Usadas de este modo, las voces de los protagonistas contribuyen a una estrategia narrativa basada en la indefinida disociación entre los espacios, el tiempo y la acción: nunca sabemos a qué momento pertenece esa voz que se escucha ahora en relación a lo que hacen los personajes en este preciso instante. Esa pérdida de ajuste sincrónico entre lo visto y lo oído, en lugar de cuajar en un relato caprichosamente desordenado, genera un recorrido de exuberante riqueza sensorial que puede hacer recordar a la experiencia de Marguerite Duras en India Song (1975) y que consigue poner en primer plano la noción de permanencia y espera que preside las vidas de los dos campesinos. Los deslizamientos que sufre el desarrollo del relato no producen un cambio sustancial en la realidad de sus pobres existencias, y acentuan la resignación a la que viven sometidos sin escape posible. «Lo que se espera, se espera en vano», dice Cándida mientras el viejo presagia lluvia y el contraplano repetido de un cielo encapotado se resiste a corresponder sus deseos.

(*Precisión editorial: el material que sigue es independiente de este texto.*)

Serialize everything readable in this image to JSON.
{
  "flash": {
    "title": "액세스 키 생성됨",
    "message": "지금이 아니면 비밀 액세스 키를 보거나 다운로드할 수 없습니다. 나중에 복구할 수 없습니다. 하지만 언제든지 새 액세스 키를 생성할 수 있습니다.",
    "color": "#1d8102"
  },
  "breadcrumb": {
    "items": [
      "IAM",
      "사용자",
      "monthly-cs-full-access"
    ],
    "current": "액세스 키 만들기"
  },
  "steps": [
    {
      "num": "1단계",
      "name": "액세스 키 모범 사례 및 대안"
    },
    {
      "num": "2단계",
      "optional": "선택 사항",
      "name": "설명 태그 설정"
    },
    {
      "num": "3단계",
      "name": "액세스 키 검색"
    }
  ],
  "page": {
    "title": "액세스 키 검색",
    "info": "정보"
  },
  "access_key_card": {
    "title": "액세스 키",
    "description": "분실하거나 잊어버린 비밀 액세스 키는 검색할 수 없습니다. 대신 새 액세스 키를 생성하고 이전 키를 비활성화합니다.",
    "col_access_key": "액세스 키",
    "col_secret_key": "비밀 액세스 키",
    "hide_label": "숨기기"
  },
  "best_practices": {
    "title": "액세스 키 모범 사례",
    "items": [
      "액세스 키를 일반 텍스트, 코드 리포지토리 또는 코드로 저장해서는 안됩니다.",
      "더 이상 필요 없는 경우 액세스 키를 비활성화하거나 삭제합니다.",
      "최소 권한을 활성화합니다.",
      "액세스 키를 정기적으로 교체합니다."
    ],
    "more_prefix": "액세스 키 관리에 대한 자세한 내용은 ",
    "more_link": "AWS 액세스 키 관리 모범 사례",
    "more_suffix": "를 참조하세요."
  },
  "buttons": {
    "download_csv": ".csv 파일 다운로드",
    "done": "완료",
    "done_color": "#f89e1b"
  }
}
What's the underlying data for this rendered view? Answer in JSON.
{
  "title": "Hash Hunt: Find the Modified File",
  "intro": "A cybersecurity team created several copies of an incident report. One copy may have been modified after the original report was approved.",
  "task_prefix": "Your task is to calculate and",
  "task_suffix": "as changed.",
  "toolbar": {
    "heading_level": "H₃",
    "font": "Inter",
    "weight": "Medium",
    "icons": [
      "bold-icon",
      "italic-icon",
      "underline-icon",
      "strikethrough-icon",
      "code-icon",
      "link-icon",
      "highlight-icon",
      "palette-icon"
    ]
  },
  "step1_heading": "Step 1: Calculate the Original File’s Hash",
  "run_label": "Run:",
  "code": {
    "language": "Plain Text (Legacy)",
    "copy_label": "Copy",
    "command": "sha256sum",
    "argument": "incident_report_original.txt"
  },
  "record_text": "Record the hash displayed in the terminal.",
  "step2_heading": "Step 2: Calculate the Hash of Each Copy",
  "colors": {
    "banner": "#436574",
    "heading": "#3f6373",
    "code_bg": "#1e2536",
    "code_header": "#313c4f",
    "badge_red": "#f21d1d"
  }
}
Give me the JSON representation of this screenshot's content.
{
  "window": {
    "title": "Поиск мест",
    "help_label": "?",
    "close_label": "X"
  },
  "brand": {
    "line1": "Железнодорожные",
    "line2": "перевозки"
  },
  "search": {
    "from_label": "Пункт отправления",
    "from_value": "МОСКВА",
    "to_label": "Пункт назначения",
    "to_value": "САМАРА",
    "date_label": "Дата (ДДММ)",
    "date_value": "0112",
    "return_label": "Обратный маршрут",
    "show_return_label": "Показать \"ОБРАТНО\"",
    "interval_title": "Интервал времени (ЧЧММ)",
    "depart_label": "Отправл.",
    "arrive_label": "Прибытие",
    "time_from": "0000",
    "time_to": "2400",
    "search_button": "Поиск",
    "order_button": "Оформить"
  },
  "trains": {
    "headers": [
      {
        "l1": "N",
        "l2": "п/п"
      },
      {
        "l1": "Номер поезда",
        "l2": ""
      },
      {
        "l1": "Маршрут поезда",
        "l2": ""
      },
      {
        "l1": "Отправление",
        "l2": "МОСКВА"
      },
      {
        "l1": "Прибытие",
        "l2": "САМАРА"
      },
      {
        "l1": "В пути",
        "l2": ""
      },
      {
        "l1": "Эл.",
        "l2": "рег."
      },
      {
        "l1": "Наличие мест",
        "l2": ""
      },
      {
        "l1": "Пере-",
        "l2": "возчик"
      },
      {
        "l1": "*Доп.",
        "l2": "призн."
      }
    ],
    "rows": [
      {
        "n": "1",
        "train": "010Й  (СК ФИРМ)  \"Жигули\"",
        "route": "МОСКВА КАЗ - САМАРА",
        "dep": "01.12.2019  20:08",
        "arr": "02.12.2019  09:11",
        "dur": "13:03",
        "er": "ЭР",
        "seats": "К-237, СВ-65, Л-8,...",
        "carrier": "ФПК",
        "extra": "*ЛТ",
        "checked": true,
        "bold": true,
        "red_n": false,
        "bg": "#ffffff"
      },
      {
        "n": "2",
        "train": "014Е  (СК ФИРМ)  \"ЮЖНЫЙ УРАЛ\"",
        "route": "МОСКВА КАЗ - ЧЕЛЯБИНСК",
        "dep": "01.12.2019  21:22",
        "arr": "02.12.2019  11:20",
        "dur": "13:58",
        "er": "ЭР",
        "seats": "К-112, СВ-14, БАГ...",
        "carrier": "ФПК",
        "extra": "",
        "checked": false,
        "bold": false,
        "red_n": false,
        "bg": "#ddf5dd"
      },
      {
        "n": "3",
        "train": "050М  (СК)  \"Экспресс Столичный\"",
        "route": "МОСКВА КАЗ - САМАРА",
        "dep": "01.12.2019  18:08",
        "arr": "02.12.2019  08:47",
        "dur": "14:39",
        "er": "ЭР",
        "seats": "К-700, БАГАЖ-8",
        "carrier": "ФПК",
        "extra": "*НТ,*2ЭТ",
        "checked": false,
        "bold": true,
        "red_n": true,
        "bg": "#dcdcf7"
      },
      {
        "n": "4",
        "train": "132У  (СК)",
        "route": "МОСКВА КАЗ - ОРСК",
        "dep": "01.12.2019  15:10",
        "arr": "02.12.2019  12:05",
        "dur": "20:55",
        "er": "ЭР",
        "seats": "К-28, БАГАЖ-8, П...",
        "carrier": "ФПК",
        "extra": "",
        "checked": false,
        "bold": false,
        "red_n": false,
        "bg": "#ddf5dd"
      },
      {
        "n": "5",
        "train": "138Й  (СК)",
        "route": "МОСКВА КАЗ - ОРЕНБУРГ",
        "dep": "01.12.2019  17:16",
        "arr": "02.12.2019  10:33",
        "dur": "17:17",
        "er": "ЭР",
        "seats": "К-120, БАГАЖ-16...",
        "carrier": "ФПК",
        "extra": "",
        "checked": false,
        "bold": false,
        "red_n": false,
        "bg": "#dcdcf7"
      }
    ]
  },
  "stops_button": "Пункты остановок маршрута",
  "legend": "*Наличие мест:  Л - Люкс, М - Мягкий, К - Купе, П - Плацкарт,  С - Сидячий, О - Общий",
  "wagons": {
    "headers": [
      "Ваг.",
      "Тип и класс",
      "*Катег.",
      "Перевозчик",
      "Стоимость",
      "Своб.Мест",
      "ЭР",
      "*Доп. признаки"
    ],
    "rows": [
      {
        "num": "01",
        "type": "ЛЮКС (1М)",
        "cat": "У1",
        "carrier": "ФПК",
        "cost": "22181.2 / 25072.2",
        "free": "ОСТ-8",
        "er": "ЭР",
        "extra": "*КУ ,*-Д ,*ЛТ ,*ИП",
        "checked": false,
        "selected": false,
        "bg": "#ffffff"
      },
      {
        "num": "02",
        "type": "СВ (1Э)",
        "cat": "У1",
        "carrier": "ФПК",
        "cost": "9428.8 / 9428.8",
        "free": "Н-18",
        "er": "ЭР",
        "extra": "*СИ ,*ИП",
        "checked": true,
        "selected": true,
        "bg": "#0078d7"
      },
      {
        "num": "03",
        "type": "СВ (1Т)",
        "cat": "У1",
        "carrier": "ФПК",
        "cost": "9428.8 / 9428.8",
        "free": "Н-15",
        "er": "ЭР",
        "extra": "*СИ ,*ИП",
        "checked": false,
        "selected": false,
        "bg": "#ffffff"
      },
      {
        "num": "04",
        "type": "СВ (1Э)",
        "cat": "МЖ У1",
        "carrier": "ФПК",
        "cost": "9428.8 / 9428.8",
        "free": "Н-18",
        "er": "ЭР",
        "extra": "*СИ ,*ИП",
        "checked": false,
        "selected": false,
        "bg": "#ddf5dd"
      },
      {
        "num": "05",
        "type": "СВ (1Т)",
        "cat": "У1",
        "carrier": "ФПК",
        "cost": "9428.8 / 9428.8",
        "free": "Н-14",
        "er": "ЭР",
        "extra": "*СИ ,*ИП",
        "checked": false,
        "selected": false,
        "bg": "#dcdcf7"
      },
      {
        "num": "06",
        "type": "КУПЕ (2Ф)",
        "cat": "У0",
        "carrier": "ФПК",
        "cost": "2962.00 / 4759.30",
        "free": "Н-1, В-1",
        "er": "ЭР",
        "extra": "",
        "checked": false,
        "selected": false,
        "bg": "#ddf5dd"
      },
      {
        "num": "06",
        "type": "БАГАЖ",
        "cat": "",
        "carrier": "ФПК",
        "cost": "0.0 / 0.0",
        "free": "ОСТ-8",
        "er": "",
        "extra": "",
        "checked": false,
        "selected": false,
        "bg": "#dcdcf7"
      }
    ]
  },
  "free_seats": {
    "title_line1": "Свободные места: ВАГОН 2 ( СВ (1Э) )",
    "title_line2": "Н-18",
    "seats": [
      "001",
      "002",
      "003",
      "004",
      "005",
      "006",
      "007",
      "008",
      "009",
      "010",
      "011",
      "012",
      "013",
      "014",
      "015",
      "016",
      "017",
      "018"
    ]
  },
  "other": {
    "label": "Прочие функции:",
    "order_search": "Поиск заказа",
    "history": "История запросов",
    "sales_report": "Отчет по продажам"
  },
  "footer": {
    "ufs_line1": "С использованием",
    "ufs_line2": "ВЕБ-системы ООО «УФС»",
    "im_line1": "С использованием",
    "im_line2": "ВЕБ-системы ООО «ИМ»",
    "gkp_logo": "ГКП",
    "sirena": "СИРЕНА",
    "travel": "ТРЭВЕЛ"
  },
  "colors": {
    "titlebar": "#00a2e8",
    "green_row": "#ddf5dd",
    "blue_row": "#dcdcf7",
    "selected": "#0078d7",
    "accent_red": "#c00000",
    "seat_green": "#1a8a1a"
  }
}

El tejido sonoro —cuidadosadamente elaborado a partir de los elementos de la naturaleza selvática donde transcurre la historia— tiene capital importancia en la creación de esta ficción. Además de participar del mencionado juego de desfases narrativos, al restringirse el campo visual a no más de una veintena de planos, el oído —casi inadvertidamente— se despereza, y el sonido y la no muy abundante palabra hablada cobran una centralidad en el relato de la que habitualmente no gozan y que tiene algo de gesto pionero (no por casualidad, esta obra nace en un país sin apenas tradición cinematográfica donde el último largometraje se filmó en los años setenta, durante la dictadura del General Stroessner). De la misma manera, en el mundo de visibilidad vedada de La hamaca paraguaya, lo que no se oye no existe, o está a punto de morir. El silencio de la perra hacen sospechar lo peor: «¿Por qué dices eso?, ¿sólo porque no ladra?»; e, igualmente, la ausencia de noticias desde el frente anticipan, para Ramón y Cándida, la muerte del hijo. Finalmente, es también a través del sonido como adquirirá sentido la espera de la pareja de ancianos, coincidiendo con la llegada de la noche y acompañado pertinentemente por un bello tema musical de Óscar Cardozo Ocampo titulado “Renacer”.

Delicada composición sobre el paso del tiempo hecha con los ingredientes bastos de la tierra, el film de Paz Encina, hablado en la lengua que sobrevivió al dominio de los conquistadores, evoca registros olvidados del lenguaje de los cineastas. Seguramente no arrastrará multitudes a las salas —ni lo pretende—, pero su privilegiado público se reconciliará, gracias a ella, con la facultad del cine para recrear el mundo de todos los días con la mirada fresca de los que aún no perdieron la esperanza.

Publicado en Miradas de Cine nº 63, junio de 2007.